Mother Song, 2022
Site-specific installation; 2nd Floor
Part of the solo exhibition at Club Solo, Breda
Website information Club Solo:
https://clubsolo.nl/agenda/winekegartz/
Photo 1, 2, 3, 4, 5: Peter Cox
Photo 6: Dorrith van der Bijl
Photo 7: Wineke
The site-specific installation
Mother Song is specially made for the exhibition space on the Second Floor of Club Solo: The rhythmic spatial collage includes abstract fragments from the photo archive of Gartz' father and mother, especially from the period when Gartz' mothers Thea was part of the
Vrouwen voor Vrede (The Women's Peace Movement). The group protested against nuclear weapons, and fought for peace and equality.
Mother Song is a spiritual work about action, stillness and movement.
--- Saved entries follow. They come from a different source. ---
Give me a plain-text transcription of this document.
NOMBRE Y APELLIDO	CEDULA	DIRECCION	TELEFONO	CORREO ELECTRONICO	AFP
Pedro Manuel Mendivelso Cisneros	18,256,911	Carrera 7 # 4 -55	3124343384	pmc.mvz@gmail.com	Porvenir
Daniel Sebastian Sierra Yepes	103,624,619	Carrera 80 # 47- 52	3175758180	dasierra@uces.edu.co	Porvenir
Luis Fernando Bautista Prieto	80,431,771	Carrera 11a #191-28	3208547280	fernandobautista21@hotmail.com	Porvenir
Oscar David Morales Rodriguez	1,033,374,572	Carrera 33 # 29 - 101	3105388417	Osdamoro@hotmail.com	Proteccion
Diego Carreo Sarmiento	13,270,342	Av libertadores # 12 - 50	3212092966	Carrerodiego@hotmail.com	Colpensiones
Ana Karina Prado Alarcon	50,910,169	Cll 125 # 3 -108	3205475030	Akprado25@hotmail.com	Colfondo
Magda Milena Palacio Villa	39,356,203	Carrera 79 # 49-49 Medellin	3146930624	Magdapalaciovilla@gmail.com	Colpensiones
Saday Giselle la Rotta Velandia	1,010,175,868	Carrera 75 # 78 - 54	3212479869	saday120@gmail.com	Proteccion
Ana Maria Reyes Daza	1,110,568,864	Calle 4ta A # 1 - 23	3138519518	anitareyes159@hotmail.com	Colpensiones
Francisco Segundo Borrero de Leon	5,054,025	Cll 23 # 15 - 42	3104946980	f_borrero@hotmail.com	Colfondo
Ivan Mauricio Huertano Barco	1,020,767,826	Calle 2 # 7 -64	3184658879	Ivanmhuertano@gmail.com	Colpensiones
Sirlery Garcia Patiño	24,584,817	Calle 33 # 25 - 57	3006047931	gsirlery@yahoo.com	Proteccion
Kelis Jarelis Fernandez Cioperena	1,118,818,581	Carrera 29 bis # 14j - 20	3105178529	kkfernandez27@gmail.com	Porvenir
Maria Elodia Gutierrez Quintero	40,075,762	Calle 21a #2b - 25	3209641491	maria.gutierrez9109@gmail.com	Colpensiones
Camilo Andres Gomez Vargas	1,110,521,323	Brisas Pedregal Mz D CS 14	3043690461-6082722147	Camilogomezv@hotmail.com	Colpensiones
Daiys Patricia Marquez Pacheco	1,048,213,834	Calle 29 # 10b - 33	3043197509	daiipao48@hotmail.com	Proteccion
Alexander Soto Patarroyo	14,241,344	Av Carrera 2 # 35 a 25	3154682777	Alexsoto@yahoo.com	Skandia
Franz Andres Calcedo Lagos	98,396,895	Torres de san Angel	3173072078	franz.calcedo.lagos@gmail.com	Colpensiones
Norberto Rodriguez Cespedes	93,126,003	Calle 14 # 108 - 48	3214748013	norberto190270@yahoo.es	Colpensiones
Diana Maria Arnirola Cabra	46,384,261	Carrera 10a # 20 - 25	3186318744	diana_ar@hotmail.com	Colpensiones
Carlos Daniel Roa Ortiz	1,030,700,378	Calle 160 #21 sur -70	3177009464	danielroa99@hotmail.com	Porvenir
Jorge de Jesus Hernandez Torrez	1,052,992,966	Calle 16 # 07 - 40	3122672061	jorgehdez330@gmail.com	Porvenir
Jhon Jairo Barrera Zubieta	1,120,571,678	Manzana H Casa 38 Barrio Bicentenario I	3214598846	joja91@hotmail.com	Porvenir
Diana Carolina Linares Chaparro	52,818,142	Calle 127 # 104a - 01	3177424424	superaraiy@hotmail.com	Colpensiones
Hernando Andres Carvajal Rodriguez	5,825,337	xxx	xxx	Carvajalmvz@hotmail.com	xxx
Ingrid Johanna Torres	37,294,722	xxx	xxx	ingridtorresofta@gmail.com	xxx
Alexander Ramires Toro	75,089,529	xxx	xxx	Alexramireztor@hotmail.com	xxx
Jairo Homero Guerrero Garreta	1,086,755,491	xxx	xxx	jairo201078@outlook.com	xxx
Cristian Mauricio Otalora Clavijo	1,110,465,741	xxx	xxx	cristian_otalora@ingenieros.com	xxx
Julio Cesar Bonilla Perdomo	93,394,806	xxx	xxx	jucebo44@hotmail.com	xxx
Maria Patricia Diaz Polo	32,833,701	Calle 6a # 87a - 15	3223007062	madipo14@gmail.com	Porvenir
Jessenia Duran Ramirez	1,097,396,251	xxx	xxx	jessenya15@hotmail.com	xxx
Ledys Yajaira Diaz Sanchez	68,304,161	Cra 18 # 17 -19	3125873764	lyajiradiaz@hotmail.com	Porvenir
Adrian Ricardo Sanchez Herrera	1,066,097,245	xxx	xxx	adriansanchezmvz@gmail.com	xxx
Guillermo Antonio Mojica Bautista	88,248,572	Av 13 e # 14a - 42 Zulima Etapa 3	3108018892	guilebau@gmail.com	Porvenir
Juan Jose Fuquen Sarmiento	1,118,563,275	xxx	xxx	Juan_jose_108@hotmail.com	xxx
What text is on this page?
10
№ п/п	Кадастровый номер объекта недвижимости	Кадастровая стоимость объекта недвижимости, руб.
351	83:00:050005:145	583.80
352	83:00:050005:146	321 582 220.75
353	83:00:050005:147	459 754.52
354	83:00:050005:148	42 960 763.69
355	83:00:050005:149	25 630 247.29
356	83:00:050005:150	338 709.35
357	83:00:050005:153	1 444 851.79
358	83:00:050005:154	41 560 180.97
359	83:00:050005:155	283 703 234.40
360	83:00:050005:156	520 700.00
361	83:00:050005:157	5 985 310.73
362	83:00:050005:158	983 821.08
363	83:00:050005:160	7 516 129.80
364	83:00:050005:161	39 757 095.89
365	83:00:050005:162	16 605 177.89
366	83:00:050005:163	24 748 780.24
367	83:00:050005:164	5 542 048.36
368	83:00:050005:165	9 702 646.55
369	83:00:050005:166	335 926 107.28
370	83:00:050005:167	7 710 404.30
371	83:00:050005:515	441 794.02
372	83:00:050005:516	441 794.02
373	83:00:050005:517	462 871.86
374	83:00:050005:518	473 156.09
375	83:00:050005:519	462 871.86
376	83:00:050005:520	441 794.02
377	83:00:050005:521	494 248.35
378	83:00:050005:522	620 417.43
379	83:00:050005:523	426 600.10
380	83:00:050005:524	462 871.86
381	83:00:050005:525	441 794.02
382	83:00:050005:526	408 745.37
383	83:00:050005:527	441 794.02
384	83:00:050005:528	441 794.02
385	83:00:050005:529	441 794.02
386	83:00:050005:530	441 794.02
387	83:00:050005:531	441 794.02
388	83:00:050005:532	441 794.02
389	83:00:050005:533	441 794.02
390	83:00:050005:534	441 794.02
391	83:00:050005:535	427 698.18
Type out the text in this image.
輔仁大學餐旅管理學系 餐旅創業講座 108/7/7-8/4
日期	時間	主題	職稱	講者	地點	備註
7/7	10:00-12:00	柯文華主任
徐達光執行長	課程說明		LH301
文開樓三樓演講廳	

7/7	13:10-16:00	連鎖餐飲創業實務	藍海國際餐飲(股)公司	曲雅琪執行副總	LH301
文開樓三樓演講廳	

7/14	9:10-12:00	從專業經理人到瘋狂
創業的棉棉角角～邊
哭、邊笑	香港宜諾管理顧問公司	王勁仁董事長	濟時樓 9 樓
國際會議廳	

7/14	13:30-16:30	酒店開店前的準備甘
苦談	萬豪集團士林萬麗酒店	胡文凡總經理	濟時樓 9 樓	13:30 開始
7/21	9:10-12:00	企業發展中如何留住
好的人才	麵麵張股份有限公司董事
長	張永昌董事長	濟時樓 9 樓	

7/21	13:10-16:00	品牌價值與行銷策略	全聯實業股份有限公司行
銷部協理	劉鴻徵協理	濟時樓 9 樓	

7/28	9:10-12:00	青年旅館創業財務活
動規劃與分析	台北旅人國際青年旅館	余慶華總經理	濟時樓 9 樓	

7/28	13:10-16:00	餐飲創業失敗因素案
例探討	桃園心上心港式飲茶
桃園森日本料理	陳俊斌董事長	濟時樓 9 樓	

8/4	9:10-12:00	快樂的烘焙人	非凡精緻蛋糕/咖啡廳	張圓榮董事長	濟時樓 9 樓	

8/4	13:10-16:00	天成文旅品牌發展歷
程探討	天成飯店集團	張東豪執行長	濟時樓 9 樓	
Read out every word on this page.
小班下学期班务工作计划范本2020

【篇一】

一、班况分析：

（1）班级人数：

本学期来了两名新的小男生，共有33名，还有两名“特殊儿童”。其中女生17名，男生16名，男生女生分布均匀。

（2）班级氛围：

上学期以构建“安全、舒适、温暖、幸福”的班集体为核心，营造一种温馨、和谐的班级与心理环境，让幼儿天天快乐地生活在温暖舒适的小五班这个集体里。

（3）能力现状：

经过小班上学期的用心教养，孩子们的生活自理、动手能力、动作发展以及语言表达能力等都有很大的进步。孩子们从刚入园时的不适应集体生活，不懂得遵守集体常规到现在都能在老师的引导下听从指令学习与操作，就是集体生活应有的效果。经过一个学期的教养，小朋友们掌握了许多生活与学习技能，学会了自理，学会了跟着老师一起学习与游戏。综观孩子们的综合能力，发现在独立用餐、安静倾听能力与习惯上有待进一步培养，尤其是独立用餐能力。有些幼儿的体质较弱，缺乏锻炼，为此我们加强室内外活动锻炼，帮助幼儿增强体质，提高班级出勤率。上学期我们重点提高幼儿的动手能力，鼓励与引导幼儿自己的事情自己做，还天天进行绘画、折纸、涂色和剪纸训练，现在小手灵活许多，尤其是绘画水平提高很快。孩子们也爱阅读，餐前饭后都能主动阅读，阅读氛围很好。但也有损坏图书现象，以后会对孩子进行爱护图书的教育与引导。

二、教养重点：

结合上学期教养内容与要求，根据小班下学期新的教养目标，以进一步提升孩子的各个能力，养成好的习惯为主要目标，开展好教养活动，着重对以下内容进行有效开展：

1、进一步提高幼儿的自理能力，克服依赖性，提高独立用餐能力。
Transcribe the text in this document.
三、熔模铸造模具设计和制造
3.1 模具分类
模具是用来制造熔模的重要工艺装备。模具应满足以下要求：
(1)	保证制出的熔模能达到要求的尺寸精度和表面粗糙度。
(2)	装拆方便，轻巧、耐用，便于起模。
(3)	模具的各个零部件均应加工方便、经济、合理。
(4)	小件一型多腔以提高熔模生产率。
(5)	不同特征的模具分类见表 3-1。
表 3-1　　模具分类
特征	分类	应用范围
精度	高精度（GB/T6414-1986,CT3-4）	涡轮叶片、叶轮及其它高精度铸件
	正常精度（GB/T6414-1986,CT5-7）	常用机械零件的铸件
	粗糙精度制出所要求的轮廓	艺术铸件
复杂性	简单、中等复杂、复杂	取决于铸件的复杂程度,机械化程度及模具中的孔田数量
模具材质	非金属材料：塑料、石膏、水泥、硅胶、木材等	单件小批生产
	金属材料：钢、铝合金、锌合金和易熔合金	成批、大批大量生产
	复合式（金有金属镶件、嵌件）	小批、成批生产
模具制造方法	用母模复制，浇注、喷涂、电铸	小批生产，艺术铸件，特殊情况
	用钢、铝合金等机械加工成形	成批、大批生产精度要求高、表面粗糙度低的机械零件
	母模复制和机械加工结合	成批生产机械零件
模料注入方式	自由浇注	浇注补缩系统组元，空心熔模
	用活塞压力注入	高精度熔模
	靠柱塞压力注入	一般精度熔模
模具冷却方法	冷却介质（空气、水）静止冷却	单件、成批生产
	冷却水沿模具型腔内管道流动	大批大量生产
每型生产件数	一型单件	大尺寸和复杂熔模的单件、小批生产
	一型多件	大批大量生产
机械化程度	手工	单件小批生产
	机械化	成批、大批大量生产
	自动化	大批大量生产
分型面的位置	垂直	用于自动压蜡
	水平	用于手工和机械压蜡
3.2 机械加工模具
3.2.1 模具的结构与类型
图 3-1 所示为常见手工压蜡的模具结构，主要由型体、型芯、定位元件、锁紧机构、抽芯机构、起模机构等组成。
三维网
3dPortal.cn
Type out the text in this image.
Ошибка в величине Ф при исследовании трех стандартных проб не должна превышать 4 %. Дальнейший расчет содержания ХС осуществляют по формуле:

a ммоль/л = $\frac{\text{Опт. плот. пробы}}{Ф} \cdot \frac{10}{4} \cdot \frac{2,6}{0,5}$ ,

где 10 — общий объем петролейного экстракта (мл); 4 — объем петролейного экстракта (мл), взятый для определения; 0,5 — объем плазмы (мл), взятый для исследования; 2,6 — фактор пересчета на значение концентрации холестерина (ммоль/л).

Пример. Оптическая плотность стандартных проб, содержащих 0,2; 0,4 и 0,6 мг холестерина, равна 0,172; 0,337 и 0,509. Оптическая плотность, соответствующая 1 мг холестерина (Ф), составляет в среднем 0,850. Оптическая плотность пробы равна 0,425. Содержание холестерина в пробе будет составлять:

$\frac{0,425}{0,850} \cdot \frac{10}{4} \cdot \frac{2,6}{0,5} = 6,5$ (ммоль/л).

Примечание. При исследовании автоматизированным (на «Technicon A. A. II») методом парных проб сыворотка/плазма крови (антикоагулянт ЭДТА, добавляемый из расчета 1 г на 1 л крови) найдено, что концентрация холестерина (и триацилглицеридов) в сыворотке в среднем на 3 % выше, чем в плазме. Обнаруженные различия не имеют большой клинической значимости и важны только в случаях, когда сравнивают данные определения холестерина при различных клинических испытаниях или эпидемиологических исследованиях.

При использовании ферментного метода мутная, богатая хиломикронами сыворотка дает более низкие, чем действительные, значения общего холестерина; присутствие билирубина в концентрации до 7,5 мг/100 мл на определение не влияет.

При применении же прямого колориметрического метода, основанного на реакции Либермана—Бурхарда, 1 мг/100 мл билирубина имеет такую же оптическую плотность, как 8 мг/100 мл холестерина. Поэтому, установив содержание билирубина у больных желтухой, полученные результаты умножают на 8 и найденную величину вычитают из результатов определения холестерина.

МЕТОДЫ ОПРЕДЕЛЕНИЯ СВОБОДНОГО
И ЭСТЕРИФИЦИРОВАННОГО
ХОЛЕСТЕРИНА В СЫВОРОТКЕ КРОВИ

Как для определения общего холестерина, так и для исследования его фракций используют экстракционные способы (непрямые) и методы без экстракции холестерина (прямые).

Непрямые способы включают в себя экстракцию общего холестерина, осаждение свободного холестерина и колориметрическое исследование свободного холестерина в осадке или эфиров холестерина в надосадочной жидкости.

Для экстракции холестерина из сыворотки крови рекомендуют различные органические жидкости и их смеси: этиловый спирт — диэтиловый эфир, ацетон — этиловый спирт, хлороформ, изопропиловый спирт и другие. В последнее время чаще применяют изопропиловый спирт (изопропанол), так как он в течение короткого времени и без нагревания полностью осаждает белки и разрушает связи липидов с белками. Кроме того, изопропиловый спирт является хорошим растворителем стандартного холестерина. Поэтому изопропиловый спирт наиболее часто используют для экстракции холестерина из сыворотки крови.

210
At the ground floor exhibition space, Gartz made
The Way Home II, a new version of her video installation
The Way Home I, which she made in 2008 at a former nuclear bunker (Safe, Dalfsen), and she reactivated in Club Solo.
See for photos of
The Way Home II:
https://www.winekegartz.com/works/The-Way-Home-II
Gartz' approach to the two spaces of Club Solo was, to make two contrasting spaces, with works which are complementary. Unlike the light and dynamic installation
Mother Song at the upstairs gallery, the feeling at the Ground Floor exhibition room is dark and static, with a minimum of colour. The exhibition space has exactly the same plan, the same amount of windows and the same measurements as the upstairs space, but it is transformed into a dark, and disorienting place. Two installations
The Way Home II and
Open Water II, are carefully placed inside and outside of a designed walled space. The wall has a particular color grey on the inside, and staged light. Thin wooden laths reach the ceiling and form an inverted triangle. The void between collages, wooden panels, projections and architecture is just as important as the elements themselves. The totality is both comforting and uncomfortable. It moves between contemplation and disturbance, coldness and proximity, life and death. The trance-like soundtrack, an electronic track by composer
Barbara Morgenstern, occasionally disrupts through a chaotic part, containing fragments of a popsong by
Muse, with drums, electric guitars and a haunting voice.